3. Recovery. What do you want to do (or continue to do) for recovery? A solid 20 minutes of stretching or foam rolling each day? Get a massage 1X a month? Do more yoga to loosen up? Acupuncture? Recovery exercise @ conversational pace? Hot tub / sauna / ice bath? So many options, pick a few and stick to them. You MUST make recovery a priority in your life if you intend to be a healthy, non broken human being.

4. Sleep. Discuss the hours / quality you’re shooting for. Any changes you want to make to your sleeping routine like lights out by 10pm? Sleep ing a blacked out room? No TV an hour before bed? Sleep is HUGE. Get some.

5. Mental Health. What do you want to do on a daily basis to help de-stress and improve your mental health and well being? Write / Draw / Paint? Keep in better touch with family/friends? Pay it forward? Volunteer? Take a class? Meditate? Reduce technology? Stress kills. Set some nurturing rules for yourself.

No, you don’t get to make all the RULES:
1. Required $20 Entry Fee.

2. Before & After Photos and Measurements must be taken***
– You will be measuring the thickest and thinnest part of your hips/waist area.
– Photos will be taken by a CFCA coach (front, back, side).

3. Completed  Weight/Measurements Sheet at end of the Challenge.
– All numbers must be filled in and percentages calculated!

4. Completion of a Rules Accountability Sheet. You are not required to log your ‘rules’ points but this is HIGHLY recommended for the accountability factor. The top 2 scorers will be revealed and receive additional ‘votes’ on ceremony night. Anyone who completes an entire sheet will also receive an additional 1 ‘vote’ at the end of the challenge as well.

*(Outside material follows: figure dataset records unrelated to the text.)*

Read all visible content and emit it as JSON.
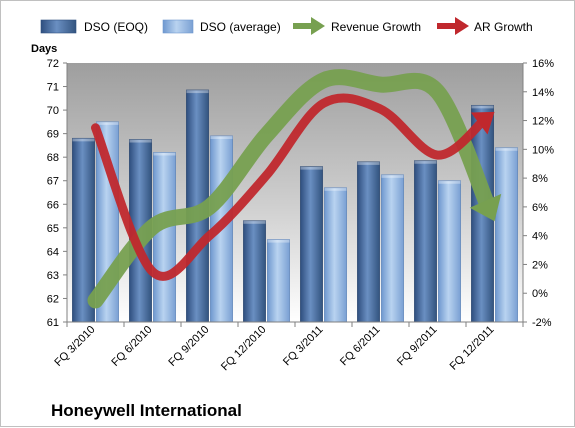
{
  "chart_data": {
    "type": "bar",
    "title": "Honeywell International",
    "ylabel": "Days",
    "categories": [
      "FQ 3/2010",
      "FQ 6/2010",
      "FQ 9/2010",
      "FQ 12/2010",
      "FQ 3/2011",
      "FQ 6/2011",
      "FQ 9/2011",
      "FQ 12/2011"
    ],
    "ylim": [
      61,
      72
    ],
    "yticks": [
      61,
      62,
      63,
      64,
      65,
      66,
      67,
      68,
      69,
      70,
      71,
      72
    ],
    "y2lim": [
      -2,
      16
    ],
    "y2ticks": [
      "-2%",
      "0%",
      "2%",
      "4%",
      "6%",
      "8%",
      "10%",
      "12%",
      "14%",
      "16%"
    ],
    "y2tick_values": [
      -2,
      0,
      2,
      4,
      6,
      8,
      10,
      12,
      14,
      16
    ],
    "legend_position": "top",
    "grid": false,
    "series": [
      {
        "name": "DSO (EOQ)",
        "kind": "bar",
        "axis": "left",
        "color": "#4a6fa5",
        "values": [
          68.8,
          68.75,
          70.85,
          65.3,
          67.6,
          67.8,
          67.85,
          70.2
        ]
      },
      {
        "name": "DSO (average)",
        "kind": "bar",
        "axis": "left",
        "color": "#8db4e2",
        "values": [
          69.5,
          68.2,
          68.9,
          64.5,
          66.7,
          67.25,
          67.0,
          68.4
        ]
      },
      {
        "name": "Revenue Growth",
        "kind": "arrow",
        "axis": "right",
        "color": "#77a050",
        "values": [
          -0.5,
          4.6,
          6.0,
          11.0,
          14.8,
          14.5,
          14.0,
          5.0
        ]
      },
      {
        "name": "AR Growth",
        "kind": "arrow",
        "axis": "right",
        "color": "#c0282d",
        "values": [
          11.5,
          1.5,
          4.0,
          8.2,
          13.2,
          12.8,
          9.6,
          12.6
        ]
      }
    ]
  }
}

5. The Bonus Warrior Feat Challenge will be announced at the end of the 90 days. Anyone who successfully completes the challenge will automatically get 1 ‘vote’ on ceremony night. The winner of the feat will receive 3 additional ‘votes’.

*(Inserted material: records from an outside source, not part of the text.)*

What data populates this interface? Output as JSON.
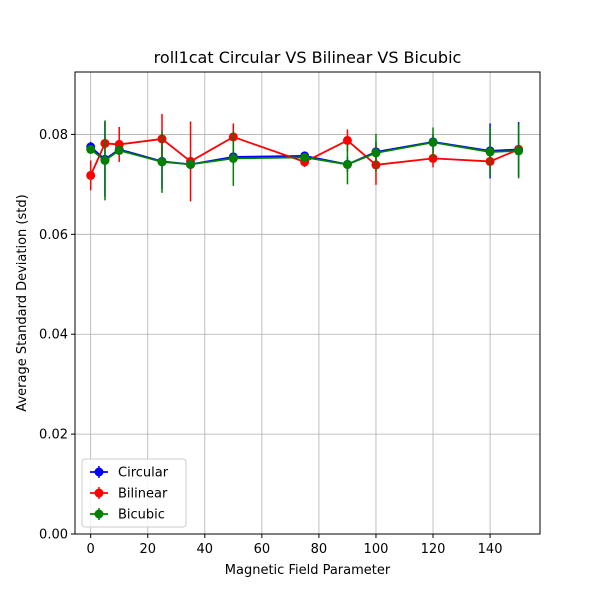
{
  "chart_data": {
    "type": "line",
    "title": "roll1cat Circular VS Bilinear VS Bicubic",
    "xlabel": "Magnetic Field Parameter",
    "ylabel": "Average Standard Deviation (std)",
    "xlim": [
      -5.5,
      157.5
    ],
    "ylim": [
      0.0,
      0.0925
    ],
    "xticks": [
      0,
      20,
      40,
      60,
      80,
      100,
      120,
      140
    ],
    "yticks": [
      0.0,
      0.02,
      0.04,
      0.06,
      0.08
    ],
    "ytick_labels": [
      "0.00",
      "0.02",
      "0.04",
      "0.06",
      "0.08"
    ],
    "grid": true,
    "legend": "lower-left",
    "x": [
      0,
      5,
      10,
      25,
      35,
      50,
      75,
      90,
      100,
      120,
      140,
      150
    ],
    "series": [
      {
        "name": "Circular",
        "color": "#0000ff",
        "values": [
          0.0775,
          0.075,
          0.077,
          0.0746,
          0.074,
          0.0755,
          0.0757,
          0.074,
          0.0765,
          0.0785,
          0.0767,
          0.077
        ],
        "errors": [
          0.001,
          0.0075,
          0.0012,
          0.0055,
          0.001,
          0.0015,
          0.0007,
          0.0015,
          0.002,
          0.0015,
          0.0055,
          0.0055
        ]
      },
      {
        "name": "Bilinear",
        "color": "#ff0000",
        "values": [
          0.0718,
          0.0782,
          0.078,
          0.0791,
          0.0746,
          0.0795,
          0.0745,
          0.0788,
          0.0739,
          0.0752,
          0.0746,
          0.077
        ],
        "errors": [
          0.003,
          0.001,
          0.0035,
          0.005,
          0.008,
          0.0027,
          0.001,
          0.0022,
          0.004,
          0.0018,
          0.001,
          0.0008
        ]
      },
      {
        "name": "Bicubic",
        "color": "#008000",
        "values": [
          0.077,
          0.0748,
          0.0768,
          0.0745,
          0.074,
          0.0752,
          0.0754,
          0.074,
          0.0763,
          0.0784,
          0.0765,
          0.0767
        ],
        "errors": [
          0.0008,
          0.008,
          0.001,
          0.0062,
          0.0008,
          0.0055,
          0.0008,
          0.004,
          0.0038,
          0.003,
          0.005,
          0.0055
        ]
      }
    ]
  }
}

***All Before Stats will be due the week of Monday March 4th- Saturday March 9th. All after stats (and completed sheets if applicable) will be due the week after June 7th.

Per the usual, our Warrior Challenge winners (1 male, and 1 female) will be chosen by the votes of the CFCA community. We will have a big potluck dinner along with a slideshow, and all the before & after photos / measurements on display. All current CFCA members have 1 vote (sorry, your friends and family are welcome to join us for the awards party but do not have voting rights). We will announce the winners of the ‘Accountability Sheet’ and ‘Warrior Feat Challenge’ and they will get their ‘votes’ marked. Then the fun will begin as we tally up the votes of the crowd and crown our new warrior challenge WINNER$!